Jakarta – Kementerian Pertanian (Kementan) memantau panen jagung masih berlangsung di beberapa wilayah. Puncak panen jagung terjadi di bulan Maret sebanyak 697 ribu ha, kemudian April masih ada 284 ribu ha, bulan Mei 286 ribu ha, dan Juni 324 ribu ha. Adapun provinsi dengan luasan produksi jagung terbesar di NTB, Sulsel, Jatim, Lampung, NTT dan Jateng.
“Dalam rangka mengembangkan jagung, perlu adanya beberapa aspek yang menjadi pertimbangan seperti peningkatan jumlah penduduk, perubahan preferensi pangan, orientasi ekspor serta perdagangan jagung,” demikian disampaikan Direktur Jenderal Tanaman Pangan Suwandi kala ikut serta pada perbincangan bertajuk “Dialog Agribisnis Bantuan Benih Jagung” bersama para tokoh pertanian hari Rabu (28/4).
Bagaimana untuk meningkatkan produksi jagung, menurut Suwandi bisa ditempuh dengan pemanfaatan lahan kering, perhutanan, perkebunanm dll, kemudian dukungan agroklimat yang sesuai, pemanfaatan teknologi dan inovasi, kelembagaan serta penyediaan sarana dan prasarana.
“Sebenarnya kunci keberhasilan ada pada varietas. Pergantian varietas dapat memacu produktivitas. Saat ini ada 14 varietas unggul baru yang dilepas Bapak Mentan SYL tahun 2020 dan disamping itu yang sudah eksisting ada 59 varietas jagung komposit dan 261 varietas jagung hibrida,” ujar Suwandi.
Terkait dinamika harga jagung, Suwandi menyebutkan sangat diperlukan penanganan bersama, tidak hanya oleh Kementan saja. Dalam hal ini perlu sekali adanya alat panen, alat pasca panen pengering, silo, kemudian peternak juga agar punya gudang penyimpanan. Ia meyakinkan bahwa produksi jagung tahun ini tidak terganggu, namun demikian yang paling penting adalah bagaimana penyediaan alat dan penyimpanan yang cukup sehingga fluktuasi bisa diatasi dengan hilirisasi dan sarana logistik.
Sasaran luas tanam jagung adalah 4,26 Juta hektar dengan perkiraan produksi 23 juta ton dan produksivitas 5,58 ton per hektar. Bantuan benih jagung dari Kementan diutamakan untuk penangkaran benih, food estate serta untuk kawasan korporasi.
Senada dengan hal tersebut, Sutarto Alimoeso selaku Ketua Perpadi mengatakan untuk mengatasi permasalahan jagung perlu menggandeng dengan pabrik pakan. “Karena petani ini kan luas hamparan kecil-kecil dan tersebar, perlu juga penanganan khusus seperti Bulog yang ikut turun tangan,” ujar Sutarto.

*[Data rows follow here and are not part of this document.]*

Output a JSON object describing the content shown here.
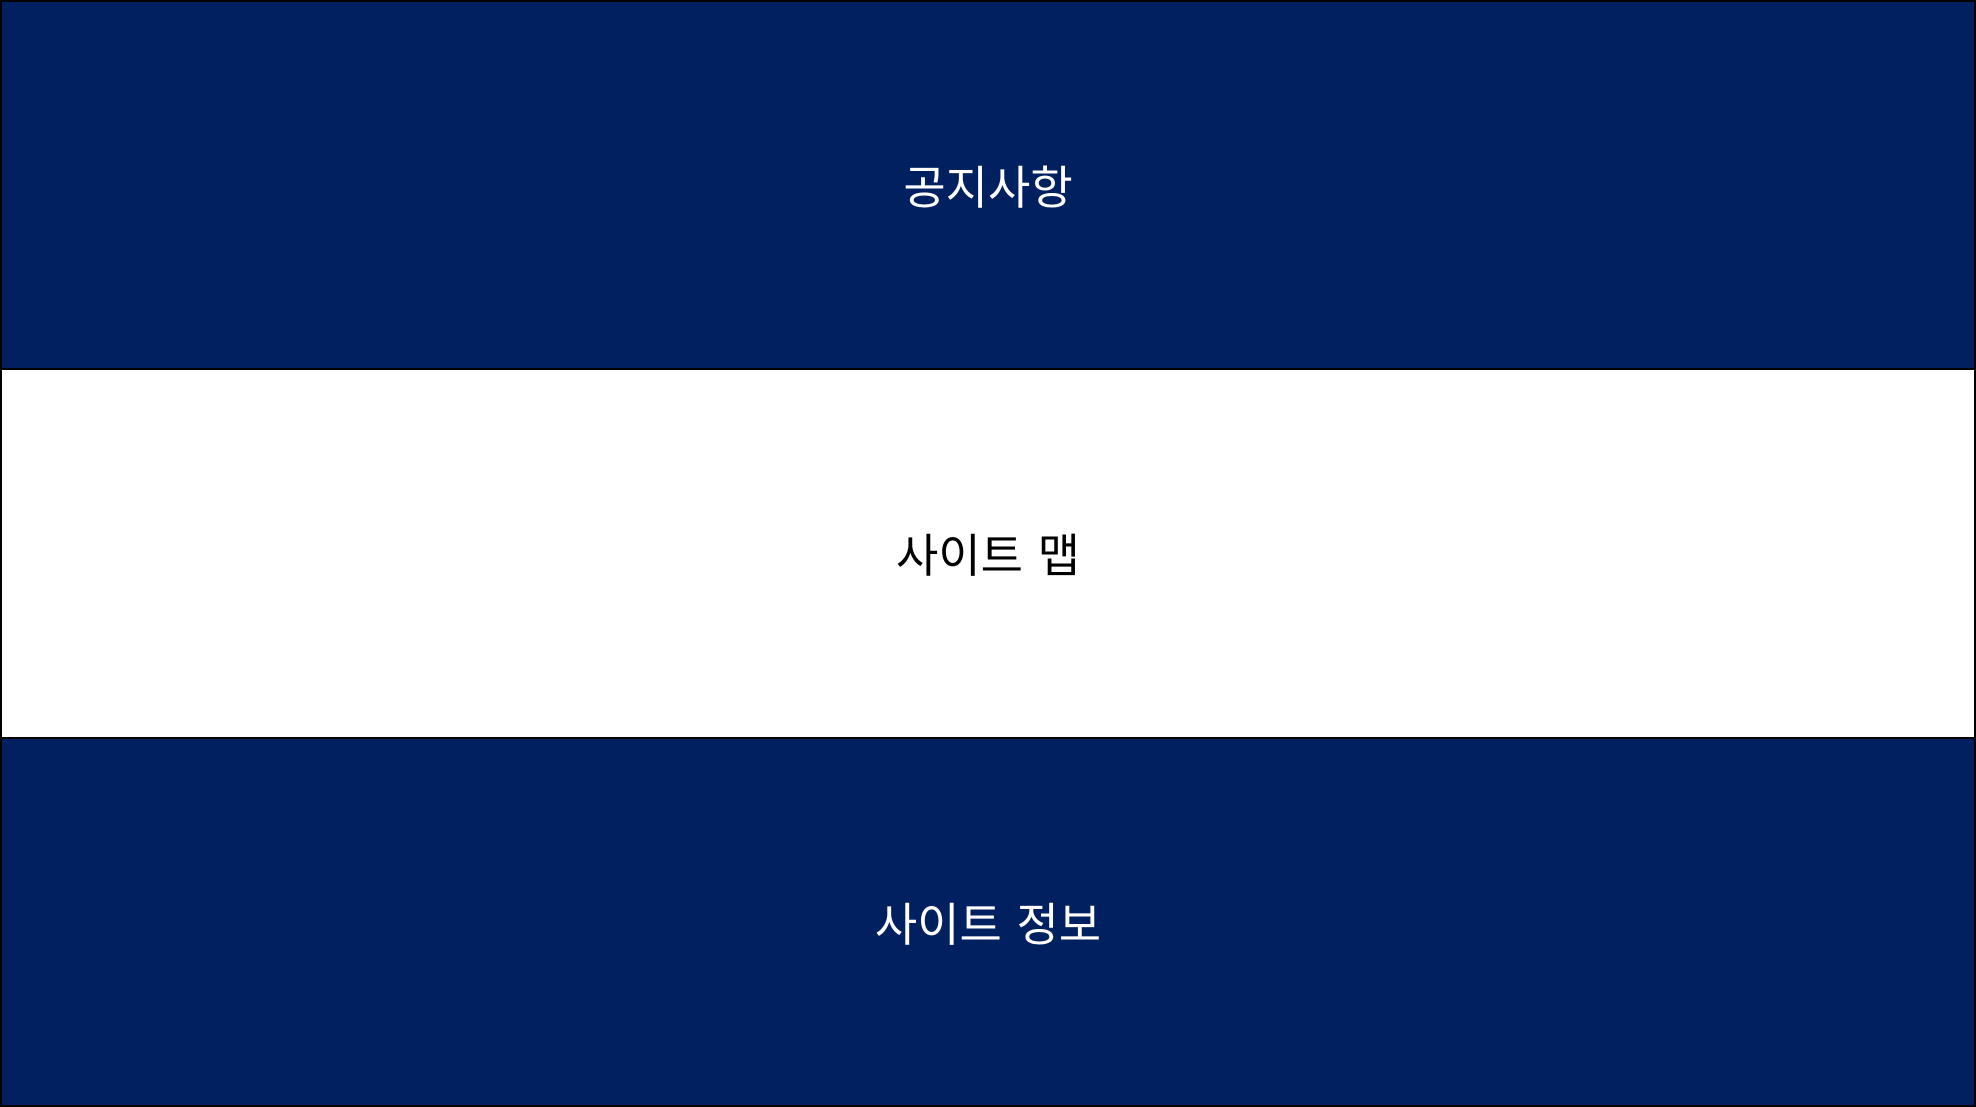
{
  "menu": {
    "items": [
      {
        "label": "공지사항"
      },
      {
        "label": "사이트 맵"
      },
      {
        "label": "사이트 정보"
      }
    ]
  },
  "colors": {
    "dark_background": "#002060",
    "light_background": "#ffffff",
    "dark_text": "#ffffff",
    "light_text": "#000000",
    "border": "#000000"
  }
}
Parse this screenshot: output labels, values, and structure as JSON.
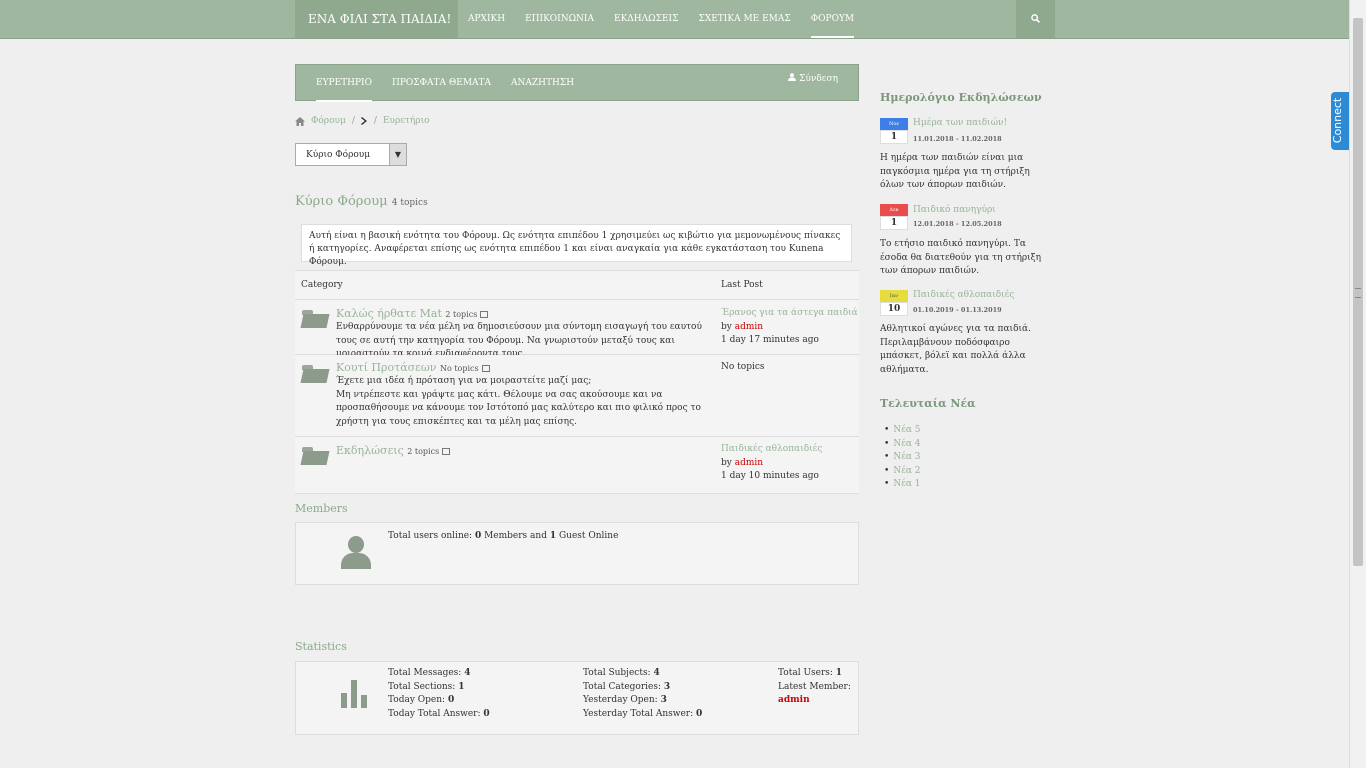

Sutarto juga menyebut pentingnya perluasan tanam jagung untuk pemenuhan kebutuhan jagung nasional di lahan-lahan yang tidak produktif seperti lahan perhutanan, perkebunan, dan lahan-lahan yang belum dimanfaatkan.
Anton Apriyantono, mantan Mentan yang masih aktif berkecimpung di pertanian pun memberikan komentar bahwa korporasi menjadi kekuatan untuk membangun kelembagaan pertanian. “Pola korporasi harus mulai dikenalkan dan dijalankan sehingga dari hulu sampai hilir berjalan baik,” sebutnya.
Di waktu yang sama pengamat pertanian Farid Bahar mengatakan pentingnya peran pemerintah daerah. “Tugasnya pemerintah daerah ini mengkoordinasi dengan semua pihak terkait agar panen jagung segera dikeringkan, sehingga dapat disimpan lama, disinilah perlu adanya alat pengering. Tidak hanya itu, selanjutnya perlu juga penyimpanan jagung yang memadai,” sebutnya.
Farid menyebutkan pada daerah yang areal jagungnya luas, perlu dibangun silo penyimpanan jagung, agar jagung dapat disimpan sehingga harga tetap layak. Peran pemerintah pusat menurutnya ada disini, dengan membangun silo dan dryer kapasitas besar pada sentra-sentra produksi jagung. Farid meyakini petani akan berani melakukan investasi teknologi yang dianjurkan. Syaratnya apabila harga jagung yang diterima saat panen termasuk layak baginya.
Secara umum dari hasil diskusi tersebut pengamat pertanian Maxdeyul Sola, menyebut adanya situasi anomali dimana harga jagung yang tinggi sedangkan produksi diyakini masih banyak. “Maka dari itu perlu memperbanyak alsintan pascapanen, dan yang penting lagi ketersediaan air untuk memperkuat produksi dan produktivitas jagung,” tandasnya.